DOSSIER

À Villejuif, dans le Val-de-Marne, le groupement CAP (Vinci Construction-Spie Batignolles) bâtit un ouvrage de service de la ligne 15 sud du métro. Les terrassiers, qui ont excavé la terre de ce puits de 50 m de profondeur, ont bénéficié de l’installation d’un ascenseur qui a été prolongé au fur et à mesure du creusement. Explications.

Pour faciliter le travail des terrassiers, Vinci Construction s’est rangé à la recommandation de la Cramif : doubler les escaliers d’un ascenseur mis en service à l’avancement.
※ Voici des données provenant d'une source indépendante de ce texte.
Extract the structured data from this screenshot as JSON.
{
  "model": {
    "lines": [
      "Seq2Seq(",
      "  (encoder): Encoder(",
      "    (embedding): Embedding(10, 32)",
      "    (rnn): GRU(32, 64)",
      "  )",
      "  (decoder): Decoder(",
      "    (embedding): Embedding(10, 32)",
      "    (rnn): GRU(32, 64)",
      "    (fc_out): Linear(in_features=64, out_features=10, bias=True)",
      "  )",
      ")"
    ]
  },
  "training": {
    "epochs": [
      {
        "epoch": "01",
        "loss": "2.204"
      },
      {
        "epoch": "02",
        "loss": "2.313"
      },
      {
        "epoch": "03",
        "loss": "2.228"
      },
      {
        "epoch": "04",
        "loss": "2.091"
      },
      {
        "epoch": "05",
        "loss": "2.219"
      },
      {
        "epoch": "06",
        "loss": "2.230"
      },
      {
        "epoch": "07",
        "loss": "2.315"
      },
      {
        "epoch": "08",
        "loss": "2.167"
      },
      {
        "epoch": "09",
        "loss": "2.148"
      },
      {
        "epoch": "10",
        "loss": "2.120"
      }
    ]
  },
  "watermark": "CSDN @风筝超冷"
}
Pour faciliter le travail des terrassiers, Vinci Construction s’est rangé à la recommandation de la Cramif : doubler les escaliers d’un ascenseur mis en service à l’avancement.

En refermant la porte de l’ascenseur, Jorge Fernandes, maître compagnon chez Vinci Construction prévient : « Il va y avoir une secousse au départ, mais pas d’inquiétude, c’est normal, c’est comme à la fête foraine ! » Le soubresaut nous ébranle et la descente commence. Depuis la cabine d’un mètre carré, nous voyons les parois de béton défiler à travers le grillage et, au-dessus de nos têtes casquées, l’embouchure circulaire laissant apparaître un bout de ciel bleu diminue… Un nouveau choc annonce notre arrivée à destination, 50 m plus bas. Nous sommes au fond du trou.

D’un diamètre de 11,80 m, ce puits creusé sur les terres de la commune de Villejuif, au sud-est de Paris, est un chantier du pharaonique projet du Grand Paris Express. Il abritera l’un des ouvrages de service qui doivent ponctuer, tous les 800 m, le trajet de la ligne 15 sud du métro. Ceux-ci accueillent des systèmes de ventilation pour le renouvellement d’air et serviront d’accès pompiers et d’issues de secours en cas d’incident et de nécessité d’évacuer les rames.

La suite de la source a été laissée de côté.